Darts in Dublin 2013

Go Swimming...
The title is no hint at those players who turned belly-up on the first evening of the World Grand Prix. It refers to the fact that Dublin is a town by the sea though when you are in the city the only thing that reminds you of it is the usually strong wind. And yet near Connolly station the docklands begin - today some are new residential quarters. And when you take the DART from Connolly (some kind of city railway though far less fast than a dart) - whatever direction - you first pass the docklands and then soon arrive at the sea at least when you travel to Bray, I've not been yet in Malahide.
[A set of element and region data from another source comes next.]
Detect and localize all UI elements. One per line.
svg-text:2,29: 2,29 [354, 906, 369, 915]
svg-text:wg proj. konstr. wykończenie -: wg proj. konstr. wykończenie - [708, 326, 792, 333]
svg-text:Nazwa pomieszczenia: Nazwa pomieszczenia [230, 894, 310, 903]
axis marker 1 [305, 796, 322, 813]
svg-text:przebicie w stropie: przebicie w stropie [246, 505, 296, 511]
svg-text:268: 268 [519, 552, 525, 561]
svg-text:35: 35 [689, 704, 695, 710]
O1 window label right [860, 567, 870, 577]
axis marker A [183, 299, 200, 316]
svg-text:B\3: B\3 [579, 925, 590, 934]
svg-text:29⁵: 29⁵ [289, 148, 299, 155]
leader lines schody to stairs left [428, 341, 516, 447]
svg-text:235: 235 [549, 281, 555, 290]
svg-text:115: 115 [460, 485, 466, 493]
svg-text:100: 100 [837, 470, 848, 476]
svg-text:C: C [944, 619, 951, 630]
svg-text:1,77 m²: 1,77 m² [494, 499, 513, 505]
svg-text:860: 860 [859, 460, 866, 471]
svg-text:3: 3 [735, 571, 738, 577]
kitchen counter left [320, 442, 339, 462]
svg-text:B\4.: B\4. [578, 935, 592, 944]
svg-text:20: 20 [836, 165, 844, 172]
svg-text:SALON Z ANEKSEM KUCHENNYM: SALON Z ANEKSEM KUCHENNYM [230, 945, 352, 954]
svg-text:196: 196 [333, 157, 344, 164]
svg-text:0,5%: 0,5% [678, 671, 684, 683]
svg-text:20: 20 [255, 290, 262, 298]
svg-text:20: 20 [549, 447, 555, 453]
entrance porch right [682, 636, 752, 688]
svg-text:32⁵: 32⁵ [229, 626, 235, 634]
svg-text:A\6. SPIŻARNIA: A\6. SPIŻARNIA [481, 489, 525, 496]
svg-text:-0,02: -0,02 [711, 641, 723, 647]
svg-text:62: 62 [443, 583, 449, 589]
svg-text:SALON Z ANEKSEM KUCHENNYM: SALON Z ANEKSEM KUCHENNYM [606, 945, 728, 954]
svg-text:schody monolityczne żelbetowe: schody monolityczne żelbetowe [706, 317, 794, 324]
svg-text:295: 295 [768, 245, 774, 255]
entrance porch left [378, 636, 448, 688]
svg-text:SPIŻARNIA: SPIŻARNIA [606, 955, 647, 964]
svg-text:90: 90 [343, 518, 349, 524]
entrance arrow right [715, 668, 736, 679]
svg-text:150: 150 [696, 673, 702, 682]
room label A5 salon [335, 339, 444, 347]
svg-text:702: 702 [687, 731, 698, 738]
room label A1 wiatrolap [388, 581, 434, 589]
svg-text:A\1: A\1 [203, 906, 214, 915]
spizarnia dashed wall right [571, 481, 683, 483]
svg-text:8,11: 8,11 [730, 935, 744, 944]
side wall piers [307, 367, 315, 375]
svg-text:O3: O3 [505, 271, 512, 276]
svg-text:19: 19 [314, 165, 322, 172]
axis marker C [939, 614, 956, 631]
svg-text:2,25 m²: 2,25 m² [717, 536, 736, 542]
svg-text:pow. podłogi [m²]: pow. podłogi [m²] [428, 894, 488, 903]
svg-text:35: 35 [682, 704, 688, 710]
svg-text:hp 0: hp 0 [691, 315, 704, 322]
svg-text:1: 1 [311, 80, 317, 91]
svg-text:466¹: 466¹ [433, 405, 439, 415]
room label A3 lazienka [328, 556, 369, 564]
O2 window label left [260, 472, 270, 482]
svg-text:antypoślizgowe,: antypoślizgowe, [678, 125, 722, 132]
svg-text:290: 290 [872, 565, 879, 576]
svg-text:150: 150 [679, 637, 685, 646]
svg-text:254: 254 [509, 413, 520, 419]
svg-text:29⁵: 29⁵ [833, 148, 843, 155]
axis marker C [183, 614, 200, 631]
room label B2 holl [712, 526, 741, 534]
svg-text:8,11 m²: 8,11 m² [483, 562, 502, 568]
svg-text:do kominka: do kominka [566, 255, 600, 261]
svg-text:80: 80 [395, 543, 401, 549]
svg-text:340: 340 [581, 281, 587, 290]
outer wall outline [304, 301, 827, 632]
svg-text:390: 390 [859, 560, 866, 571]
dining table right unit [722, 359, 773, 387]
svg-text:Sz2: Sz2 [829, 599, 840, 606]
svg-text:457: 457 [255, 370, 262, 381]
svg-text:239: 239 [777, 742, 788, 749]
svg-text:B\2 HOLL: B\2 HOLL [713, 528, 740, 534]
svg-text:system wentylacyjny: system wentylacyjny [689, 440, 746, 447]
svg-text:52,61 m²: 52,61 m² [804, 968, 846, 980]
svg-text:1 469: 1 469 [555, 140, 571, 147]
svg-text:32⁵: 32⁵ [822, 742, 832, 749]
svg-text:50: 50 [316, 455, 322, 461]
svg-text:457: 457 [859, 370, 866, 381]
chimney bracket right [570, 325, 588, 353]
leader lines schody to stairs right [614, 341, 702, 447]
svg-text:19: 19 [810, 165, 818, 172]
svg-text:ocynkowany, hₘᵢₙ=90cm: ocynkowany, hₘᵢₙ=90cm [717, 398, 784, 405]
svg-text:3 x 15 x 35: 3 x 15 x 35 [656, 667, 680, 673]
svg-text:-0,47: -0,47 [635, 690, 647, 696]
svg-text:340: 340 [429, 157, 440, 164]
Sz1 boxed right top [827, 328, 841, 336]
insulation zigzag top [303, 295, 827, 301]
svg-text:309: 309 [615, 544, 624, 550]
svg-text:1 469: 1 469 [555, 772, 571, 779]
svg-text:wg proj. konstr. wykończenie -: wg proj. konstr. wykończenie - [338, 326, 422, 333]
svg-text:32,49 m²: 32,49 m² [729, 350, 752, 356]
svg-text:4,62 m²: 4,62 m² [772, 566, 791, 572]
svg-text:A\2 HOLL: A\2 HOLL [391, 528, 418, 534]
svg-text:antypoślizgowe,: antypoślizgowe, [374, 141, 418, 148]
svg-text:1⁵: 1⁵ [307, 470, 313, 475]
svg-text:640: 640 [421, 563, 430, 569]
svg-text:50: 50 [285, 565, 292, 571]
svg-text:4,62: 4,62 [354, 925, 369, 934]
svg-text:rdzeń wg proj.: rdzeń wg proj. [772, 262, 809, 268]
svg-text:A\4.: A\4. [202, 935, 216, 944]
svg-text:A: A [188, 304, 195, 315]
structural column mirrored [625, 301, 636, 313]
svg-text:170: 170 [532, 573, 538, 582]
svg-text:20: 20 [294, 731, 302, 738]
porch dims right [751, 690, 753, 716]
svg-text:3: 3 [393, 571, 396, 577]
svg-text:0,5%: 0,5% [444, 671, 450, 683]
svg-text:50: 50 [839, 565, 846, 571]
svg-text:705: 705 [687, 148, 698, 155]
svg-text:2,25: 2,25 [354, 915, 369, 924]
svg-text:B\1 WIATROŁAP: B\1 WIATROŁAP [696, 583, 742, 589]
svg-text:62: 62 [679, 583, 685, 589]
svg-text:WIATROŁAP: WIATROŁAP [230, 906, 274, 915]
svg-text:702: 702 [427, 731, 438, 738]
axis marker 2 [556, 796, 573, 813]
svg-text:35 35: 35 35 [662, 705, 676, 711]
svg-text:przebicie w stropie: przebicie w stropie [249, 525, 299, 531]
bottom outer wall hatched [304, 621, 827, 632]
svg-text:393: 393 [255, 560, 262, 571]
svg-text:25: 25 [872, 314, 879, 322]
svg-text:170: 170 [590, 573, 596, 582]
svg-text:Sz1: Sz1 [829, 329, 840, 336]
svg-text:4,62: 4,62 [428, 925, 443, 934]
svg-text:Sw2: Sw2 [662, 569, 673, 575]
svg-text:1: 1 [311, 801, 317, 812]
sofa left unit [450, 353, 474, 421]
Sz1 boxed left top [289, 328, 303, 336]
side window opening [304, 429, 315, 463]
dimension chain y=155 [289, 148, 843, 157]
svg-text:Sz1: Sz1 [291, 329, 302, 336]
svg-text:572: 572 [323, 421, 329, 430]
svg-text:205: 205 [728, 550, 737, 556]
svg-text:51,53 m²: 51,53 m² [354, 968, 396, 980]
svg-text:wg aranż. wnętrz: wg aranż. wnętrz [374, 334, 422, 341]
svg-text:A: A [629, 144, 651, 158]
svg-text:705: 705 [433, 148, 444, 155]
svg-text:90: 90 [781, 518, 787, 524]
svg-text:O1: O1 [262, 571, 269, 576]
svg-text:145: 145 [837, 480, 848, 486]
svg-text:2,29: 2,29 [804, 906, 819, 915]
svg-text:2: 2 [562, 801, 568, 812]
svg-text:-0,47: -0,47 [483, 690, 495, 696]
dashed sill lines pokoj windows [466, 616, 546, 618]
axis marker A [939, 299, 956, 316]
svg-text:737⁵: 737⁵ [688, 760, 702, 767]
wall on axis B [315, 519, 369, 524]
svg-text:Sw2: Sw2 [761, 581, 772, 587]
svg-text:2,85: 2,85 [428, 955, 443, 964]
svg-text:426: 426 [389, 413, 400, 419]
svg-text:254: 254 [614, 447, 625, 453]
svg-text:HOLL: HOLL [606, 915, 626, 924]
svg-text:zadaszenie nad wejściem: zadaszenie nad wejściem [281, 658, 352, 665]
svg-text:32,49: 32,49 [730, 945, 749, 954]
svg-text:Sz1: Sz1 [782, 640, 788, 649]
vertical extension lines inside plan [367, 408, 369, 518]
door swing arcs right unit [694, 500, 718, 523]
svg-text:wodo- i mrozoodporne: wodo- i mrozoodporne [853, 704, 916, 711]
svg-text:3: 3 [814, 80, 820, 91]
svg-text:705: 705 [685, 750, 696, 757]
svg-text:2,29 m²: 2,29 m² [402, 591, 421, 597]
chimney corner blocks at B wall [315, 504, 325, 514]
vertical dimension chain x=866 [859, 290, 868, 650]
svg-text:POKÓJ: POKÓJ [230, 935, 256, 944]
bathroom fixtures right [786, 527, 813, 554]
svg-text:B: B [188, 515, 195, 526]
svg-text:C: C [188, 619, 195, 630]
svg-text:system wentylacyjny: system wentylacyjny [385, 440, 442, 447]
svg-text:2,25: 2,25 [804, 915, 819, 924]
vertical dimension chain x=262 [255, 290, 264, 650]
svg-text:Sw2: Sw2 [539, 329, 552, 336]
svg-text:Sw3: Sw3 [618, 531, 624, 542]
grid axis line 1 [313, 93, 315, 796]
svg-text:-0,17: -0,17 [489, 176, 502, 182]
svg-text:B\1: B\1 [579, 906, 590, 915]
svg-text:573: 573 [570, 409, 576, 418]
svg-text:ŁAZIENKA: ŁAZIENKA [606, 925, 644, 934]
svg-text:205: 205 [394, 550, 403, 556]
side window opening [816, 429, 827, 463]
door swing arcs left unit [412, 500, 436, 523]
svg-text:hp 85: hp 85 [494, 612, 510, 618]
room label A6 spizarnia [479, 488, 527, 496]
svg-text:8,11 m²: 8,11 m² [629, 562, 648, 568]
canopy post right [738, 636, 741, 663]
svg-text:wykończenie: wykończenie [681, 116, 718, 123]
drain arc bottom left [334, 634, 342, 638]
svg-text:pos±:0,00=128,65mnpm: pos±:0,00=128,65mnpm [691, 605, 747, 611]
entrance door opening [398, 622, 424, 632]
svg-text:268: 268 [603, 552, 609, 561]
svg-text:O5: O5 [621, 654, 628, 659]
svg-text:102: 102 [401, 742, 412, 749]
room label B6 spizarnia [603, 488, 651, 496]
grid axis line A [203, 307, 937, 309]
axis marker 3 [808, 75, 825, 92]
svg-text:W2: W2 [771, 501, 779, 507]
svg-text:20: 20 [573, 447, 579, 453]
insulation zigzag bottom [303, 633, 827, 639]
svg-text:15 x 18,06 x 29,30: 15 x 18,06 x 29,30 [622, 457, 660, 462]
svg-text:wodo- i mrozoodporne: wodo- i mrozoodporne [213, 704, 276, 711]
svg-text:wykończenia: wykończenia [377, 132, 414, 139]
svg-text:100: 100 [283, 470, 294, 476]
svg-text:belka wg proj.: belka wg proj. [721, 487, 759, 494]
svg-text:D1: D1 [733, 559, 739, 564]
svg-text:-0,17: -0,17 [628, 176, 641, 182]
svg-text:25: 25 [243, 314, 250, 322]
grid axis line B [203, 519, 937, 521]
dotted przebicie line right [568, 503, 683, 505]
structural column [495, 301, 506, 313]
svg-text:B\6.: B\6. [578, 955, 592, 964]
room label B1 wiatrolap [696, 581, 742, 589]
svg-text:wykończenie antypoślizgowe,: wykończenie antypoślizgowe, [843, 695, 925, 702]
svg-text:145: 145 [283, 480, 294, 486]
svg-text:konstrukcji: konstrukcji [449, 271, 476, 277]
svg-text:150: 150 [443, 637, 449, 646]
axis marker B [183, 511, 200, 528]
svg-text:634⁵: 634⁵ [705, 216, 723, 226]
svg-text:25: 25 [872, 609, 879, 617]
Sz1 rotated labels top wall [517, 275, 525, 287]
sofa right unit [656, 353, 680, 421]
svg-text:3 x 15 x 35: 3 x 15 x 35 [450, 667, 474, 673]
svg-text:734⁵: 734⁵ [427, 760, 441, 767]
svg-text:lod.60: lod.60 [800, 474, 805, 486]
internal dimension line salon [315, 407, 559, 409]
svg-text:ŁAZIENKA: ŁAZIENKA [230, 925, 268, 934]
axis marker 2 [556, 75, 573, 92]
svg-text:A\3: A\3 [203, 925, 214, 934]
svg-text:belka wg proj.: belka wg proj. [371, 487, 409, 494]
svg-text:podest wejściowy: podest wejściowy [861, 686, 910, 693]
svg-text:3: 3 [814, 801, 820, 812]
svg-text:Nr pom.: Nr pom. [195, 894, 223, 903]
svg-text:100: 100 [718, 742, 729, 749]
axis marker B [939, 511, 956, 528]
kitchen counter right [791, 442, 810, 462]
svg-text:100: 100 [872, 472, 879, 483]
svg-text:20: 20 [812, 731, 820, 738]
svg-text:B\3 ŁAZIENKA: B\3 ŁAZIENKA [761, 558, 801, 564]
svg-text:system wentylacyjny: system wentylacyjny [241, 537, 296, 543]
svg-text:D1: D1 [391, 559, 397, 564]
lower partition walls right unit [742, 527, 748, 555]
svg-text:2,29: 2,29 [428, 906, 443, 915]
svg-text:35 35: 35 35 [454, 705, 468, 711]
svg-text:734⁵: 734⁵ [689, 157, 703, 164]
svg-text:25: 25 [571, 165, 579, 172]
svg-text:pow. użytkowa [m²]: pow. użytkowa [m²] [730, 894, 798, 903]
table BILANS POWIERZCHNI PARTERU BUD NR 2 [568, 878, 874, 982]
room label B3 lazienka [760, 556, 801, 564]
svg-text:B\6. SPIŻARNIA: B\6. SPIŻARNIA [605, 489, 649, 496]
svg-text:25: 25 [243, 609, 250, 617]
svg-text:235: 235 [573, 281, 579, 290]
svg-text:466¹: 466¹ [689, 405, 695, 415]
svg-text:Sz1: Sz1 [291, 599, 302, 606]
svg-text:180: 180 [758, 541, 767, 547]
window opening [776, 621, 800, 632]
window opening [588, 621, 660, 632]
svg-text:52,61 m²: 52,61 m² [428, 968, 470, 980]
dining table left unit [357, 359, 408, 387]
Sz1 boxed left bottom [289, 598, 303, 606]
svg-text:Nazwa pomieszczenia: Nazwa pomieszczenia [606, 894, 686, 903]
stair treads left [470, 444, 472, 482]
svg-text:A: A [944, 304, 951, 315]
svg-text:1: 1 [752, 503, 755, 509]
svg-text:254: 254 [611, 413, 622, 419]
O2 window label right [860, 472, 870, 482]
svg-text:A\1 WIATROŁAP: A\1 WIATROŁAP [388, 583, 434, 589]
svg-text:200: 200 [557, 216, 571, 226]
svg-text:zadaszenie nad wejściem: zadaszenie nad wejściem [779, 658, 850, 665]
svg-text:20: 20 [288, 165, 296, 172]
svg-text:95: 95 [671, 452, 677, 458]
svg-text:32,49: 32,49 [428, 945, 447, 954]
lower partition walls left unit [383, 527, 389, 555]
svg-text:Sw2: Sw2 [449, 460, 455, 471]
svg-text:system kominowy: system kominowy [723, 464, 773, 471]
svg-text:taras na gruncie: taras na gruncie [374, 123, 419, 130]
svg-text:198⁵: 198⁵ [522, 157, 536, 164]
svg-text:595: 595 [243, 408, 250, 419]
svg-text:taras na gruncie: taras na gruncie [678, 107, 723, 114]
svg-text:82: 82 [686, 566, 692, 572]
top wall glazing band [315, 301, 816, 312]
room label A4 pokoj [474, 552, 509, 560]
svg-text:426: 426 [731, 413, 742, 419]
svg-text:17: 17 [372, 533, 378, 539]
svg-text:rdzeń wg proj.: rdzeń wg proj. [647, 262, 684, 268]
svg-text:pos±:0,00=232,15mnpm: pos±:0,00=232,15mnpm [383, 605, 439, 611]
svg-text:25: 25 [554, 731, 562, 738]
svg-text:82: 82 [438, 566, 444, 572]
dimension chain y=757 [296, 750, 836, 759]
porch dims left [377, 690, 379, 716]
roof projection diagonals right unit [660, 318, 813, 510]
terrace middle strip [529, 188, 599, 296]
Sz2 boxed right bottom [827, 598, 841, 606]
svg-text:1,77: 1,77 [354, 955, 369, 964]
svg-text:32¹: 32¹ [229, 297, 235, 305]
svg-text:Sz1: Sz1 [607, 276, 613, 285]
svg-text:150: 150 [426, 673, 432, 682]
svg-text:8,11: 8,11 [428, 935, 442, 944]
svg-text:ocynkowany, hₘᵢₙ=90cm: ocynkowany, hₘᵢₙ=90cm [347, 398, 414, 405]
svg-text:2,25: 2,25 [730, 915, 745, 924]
The region on the way to Bray is often called "Dublin's Riviera"and is some kind of posh neighborhood. In Sandycove years ago there existed some kind of lido with a sandy beach and when you walk to the end of the bay you can still find a public bathing beach and when I walked by on Monday around noon several undaunted swimmers were in the water. It looked some used their lunch break to take a quick swim. I've no idea what temperature the water has got, but I read it's never more the 15 degrees Celsius.
> When you now walk around the rocks at the end of the beach you'll find there just across the James Joyce Tower another, very special bathing place. The Forty Feet Pool. The name has nothing to do with the depth of the water it comes from a regiment which was once stationed here to guard the coast. The pool is rather spartan, only rocks and a small changing hut. Originally the pool was only a bathing place for male nudists but in the last century women managed to get allowed to play their as well and today nude bathing is forbidden there. The pool is used throughout the year - even in winter swimmers jump into the icy water. It opens at six in the morning and when it's still dark at the time people use their flashlights. On this Monday there were quite a few swimmers around.

So should someone among Dublin's visitors want to go swimming - it really is possible there and to be sure it will be a very special and unforgettable experience.

This year the Gran Prix takes place in another building on the ground of the City West hotel than last year. As an official told me last year was an exception as the convention centre couldn't be used. This venue is a lot bigger and the press room is upstairs on second floor and I did a lot of stair climbing on the two evenings I watched the Grand Prix. The venue was not really crowded the first evening but it will be crowded nearer the weekend. The press room is comparatively small but there is never that much "press" in Dublin anyway. On the first evening there were a lot of problems with the internet connection and I decided to do my updates after the matches in my hotel room though that meant I would have to stay up late.

All in all I enjoyed this short first round matches, they were varied, sometimes surprising and all the players looked well prepared for the Double-In. Terry Jenkins was one of the players who turned belly-up on the evening despite his absolutely sure Double-In. He seemed to have lost the Double-Out completely and to the delight of the home crowd his Irish opponent Connie Finnan progressed to the second round. Another phenomenon was Gary Anderson. While during the Players Championships he once again stumbled over his double trouble he hit both the double-in and the double-out on that evening. Peter Wright - at the weekend really strong - had his problems with the World Grand Prix stage - a little bit strange as well - might be lack of experience with this special tournament. The second Irish player on the first day - Michael Mansell - frightened Simon Whitlock and the Australian was almost eliminated - might be some kind of home advantage for the Irish?

I was glad that I stayed in the hotel nearby that night - such a short way "home" is an advantage, even when the corridors seemed endless.